Occupant ses mains à des tâches prosaïques pour éviter de penser au lendemain, elle se raconte à elle-même qu'elle est venue terminer sa thèse sur la poétesse Emily Dickinson. Elle n'est pas dupe, le lecteur non plus qui apprend par bribes les raisons de ce détour, de cette parenthèse qui pourrait bien être la dernière. Le voisinage est rare.

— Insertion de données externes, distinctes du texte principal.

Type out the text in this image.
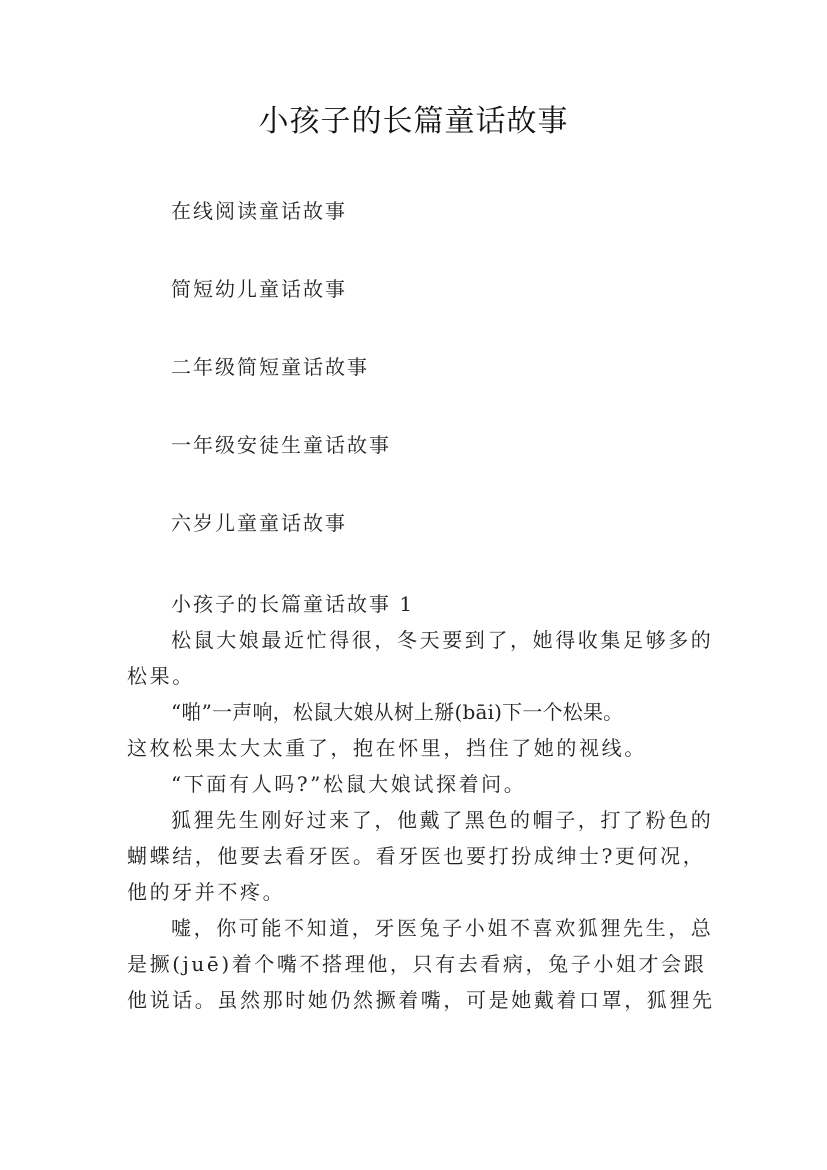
小孩子的长篇童话故事
在线阅读童话故事
简短幼儿童话故事
二年级简短童话故事
一年级安徒生童话故事
六岁儿童童话故事
小孩子的长篇童话故事 1

松鼠大娘最近忙得很，冬天要到了，她得收集足够多的
松果。

“啪”一声响，松鼠大娘从树上掰(bāi)下一个松果。
这枚松果太大太重了，抱在怀里，挡住了她的视线。

“下面有人吗?”松鼠大娘试探着问。

狐狸先生刚好过来了，他戴了黑色的帽子，打了粉色的
蝴蝶结，他要去看牙医。看牙医也要打扮成绅士?更何况，
他的牙并不疼。

嘘，你可能不知道，牙医兔子小姐不喜欢狐狸先生，总
是撅(juē)着个嘴不搭理他，只有去看病，兔子小姐才会跟
他说话。虽然那时她仍然撅着嘴，可是她戴着口罩，狐狸先
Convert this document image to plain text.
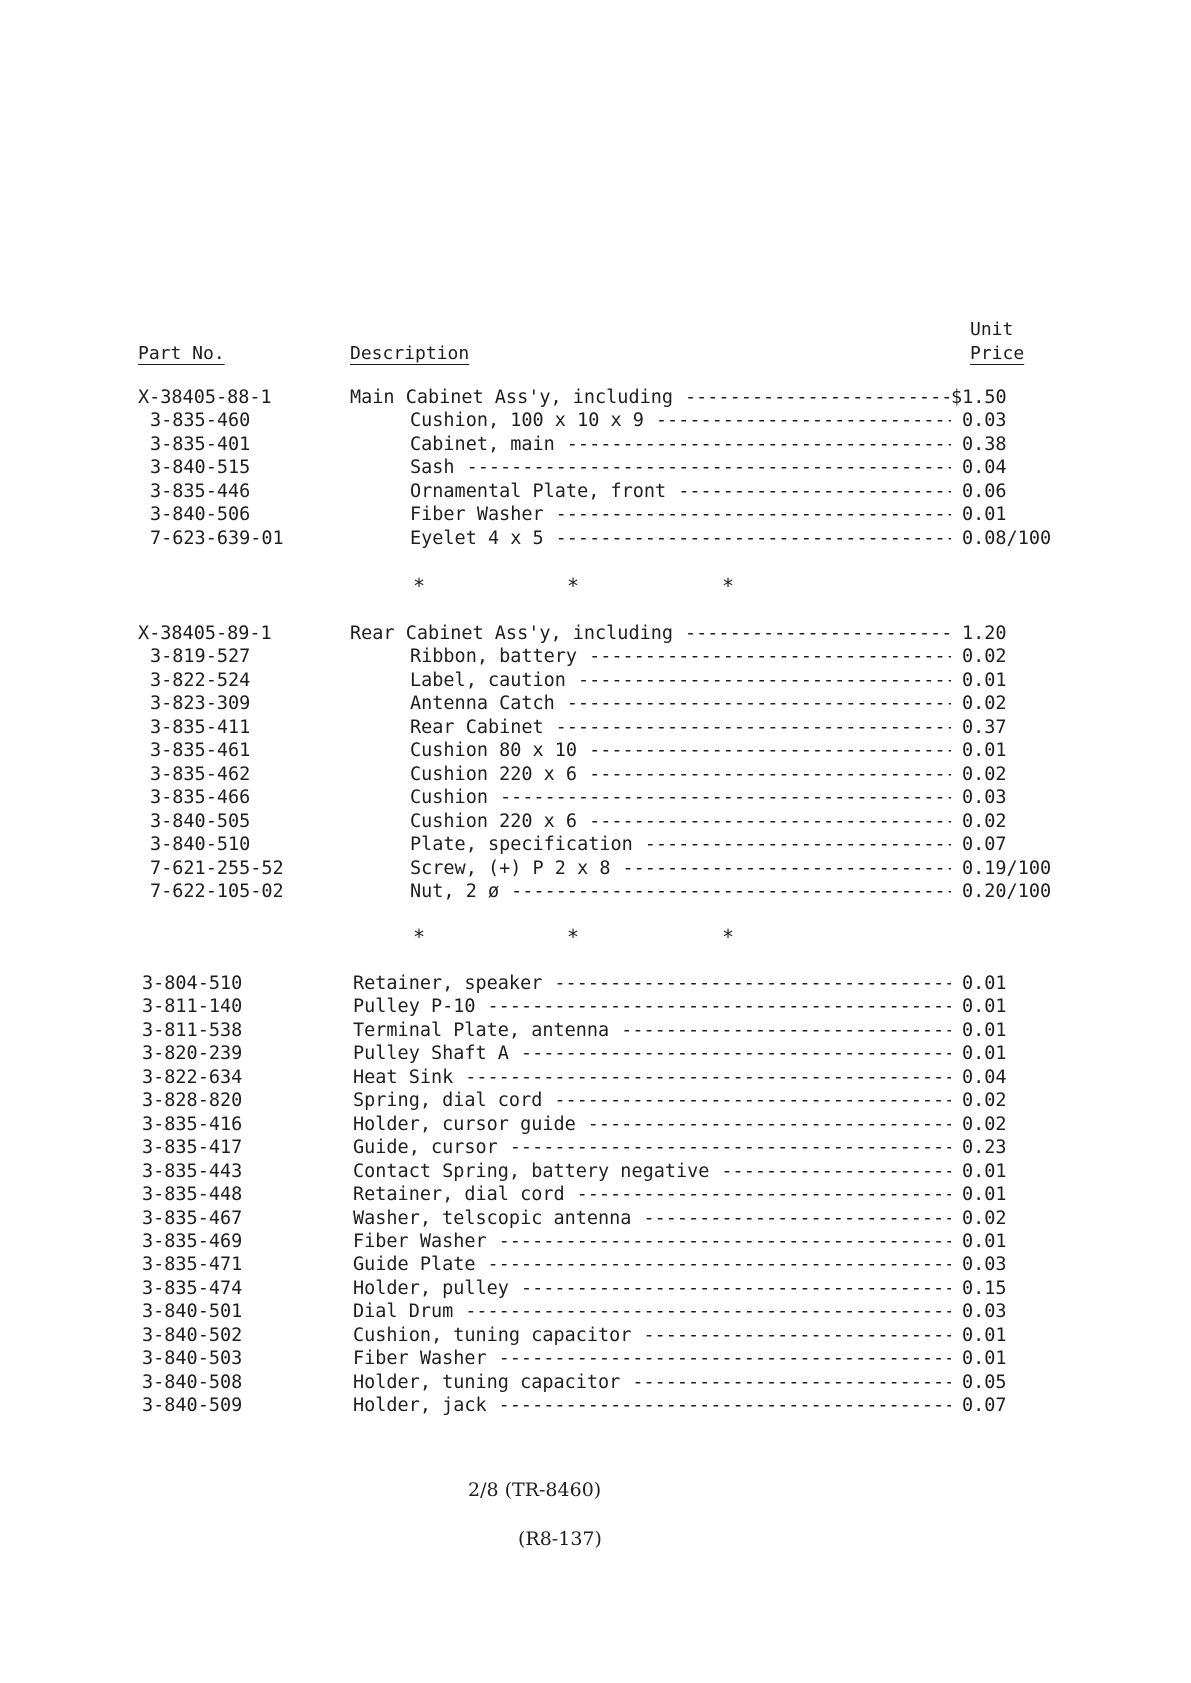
Unit
Part No.	Description	Price
X-38405-88-1	Main Cabinet Ass'y, including -----	$1.50
3-835-460	Cushion, 100 x 10 x 9 -----	0.03
3-835-401	Cabinet, main -----	0.38
3-840-515	Sash -----	0.04
3-835-446	Ornamental Plate, front -----	0.06
3-840-506	Fiber Washer -----	0.01
7-623-639-01	Eyelet 4 x 5 -----	0.08/100
X-38405-89-1	Rear Cabinet Ass'y, including -----	1.20
3-819-527	Ribbon, battery -----	0.02
3-822-524	Label, caution -----	0.01
3-823-309	Antenna Catch -----	0.02
3-835-411	Rear Cabinet -----	0.37
3-835-461	Cushion 80 x 10 -----	0.01
3-835-462	Cushion 220 x 6 -----	0.02
3-835-466	Cushion -----	0.03
3-840-505	Cushion 220 x 6 -----	0.02
3-840-510	Plate, specification -----	0.07
7-621-255-52	Screw, (+) P 2 x 8 -----	0.19/100
7-622-105-02	Nut, 2 ø -----	0.20/100
3-804-510	Retainer, speaker -----	0.01
3-811-140	Pulley P-10 -----	0.01
3-811-538	Terminal Plate, antenna -----	0.01
3-820-239	Pulley Shaft A -----	0.01
3-822-634	Heat Sink -----	0.04
3-828-820	Spring, dial cord -----	0.02
3-835-416	Holder, cursor guide -----	0.02
3-835-417	Guide, cursor -----	0.23
3-835-443	Contact Spring, battery negative -----	0.01
3-835-448	Retainer, dial cord -----	0.01
3-835-467	Washer, telscopic antenna -----	0.02
3-835-469	Fiber Washer -----	0.01
3-835-471	Guide Plate -----	0.03
3-835-474	Holder, pulley -----	0.15
3-840-501	Dial Drum -----	0.03
3-840-502	Cushion, tuning capacitor -----	0.01
3-840-503	Fiber Washer -----	0.01
3-840-508	Holder, tuning capacitor -----	0.05
3-840-509	Holder, jack -----	0.07
*	*	*
*	*	*
2/8 (TR-8460)
(R8-137)
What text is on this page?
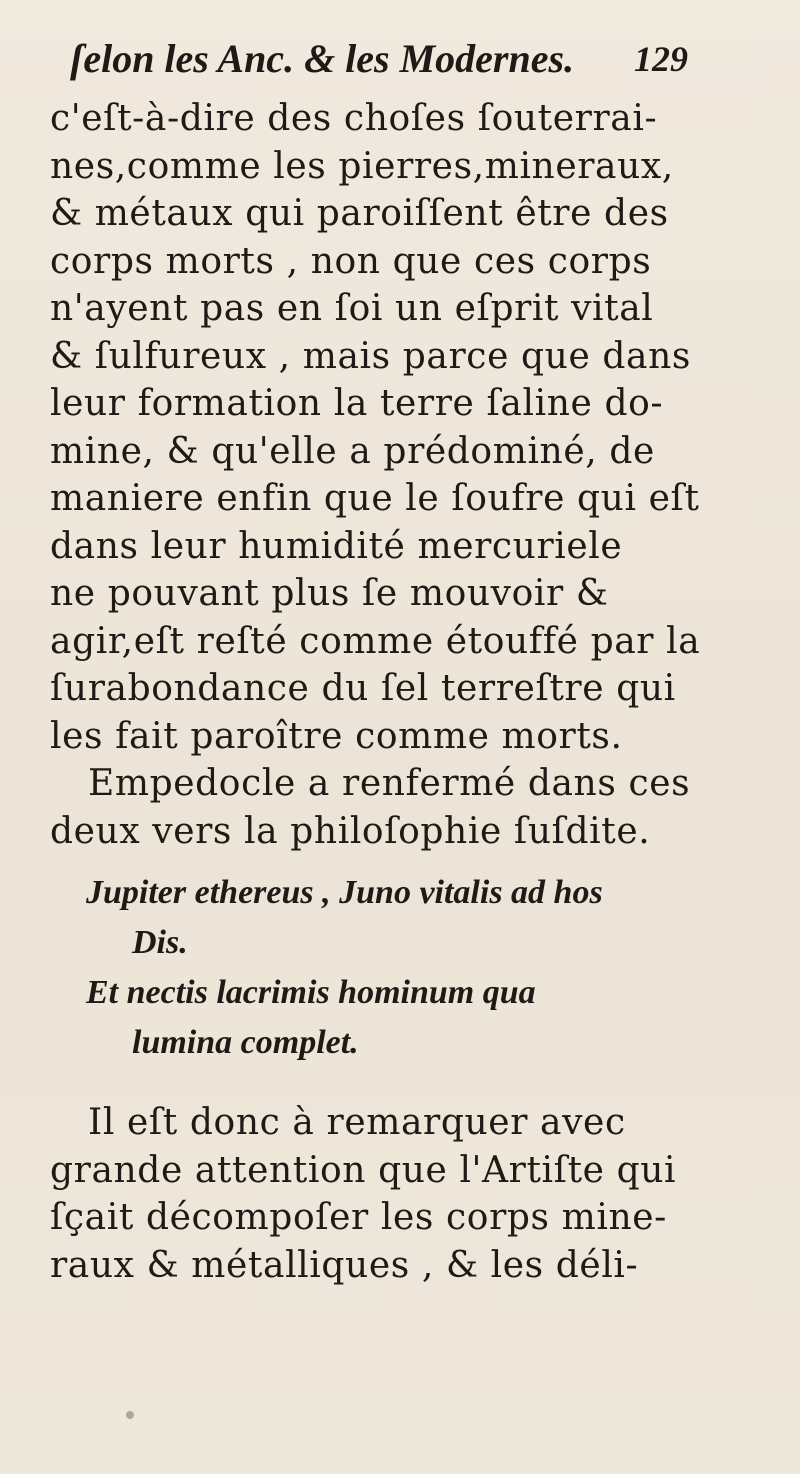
ſelon les Anc. & les Modernes.	129
c'eſt-à-dire des choſes ſouterrai-
nes,comme les pierres,mineraux,
& métaux qui paroiſſent être des
corps morts , non que ces corps
n'ayent pas en ſoi un eſprit vital
& ſulfureux , mais parce que dans
leur formation la terre ſaline do-
mine, & qu'elle a prédominé, de
maniere enfin que le ſoufre qui eſt
dans leur humidité mercuriele
ne pouvant plus ſe mouvoir &
agir,eſt reſté comme étouffé par la
ſurabondance du ſel terreſtre qui
les fait paroître comme morts.
Empedocle a renfermé dans ces
deux vers la philoſophie ſuſdite.
Jupiter ethereus , Juno vitalis ad hos
Dis.
Et nectis lacrimis hominum qua
lumina complet.
Il eſt donc à remarquer avec
grande attention que l'Artiſte qui
ſçait décompoſer les corps mine-
raux & métalliques , & les déli-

Au village, un couple de boulangers chaleureux, un homme bizarre et intrusif, dont les moutons pâturent autour de cette ferme sans propriétaire, puis un tout jeune randonneur auquel elle offrira gîte et couvert vont peupler cette retraite volontaire…
Traversant une grave dépression lorsqu'il a écrit ce texte, l'auteur néerlandais Gerbrand Bakker l'a imprégné d'une gravité qui se teinte pourtant d'humour, brossant le portrait profond d'une femme blessée mais fière et résolue à tout quitter.
« Le détour » de Gerbrand Bakker.
Traduit du néerlandais par Bertrand Abraham.
Folio Gallimard. 307 p., 7,50 €.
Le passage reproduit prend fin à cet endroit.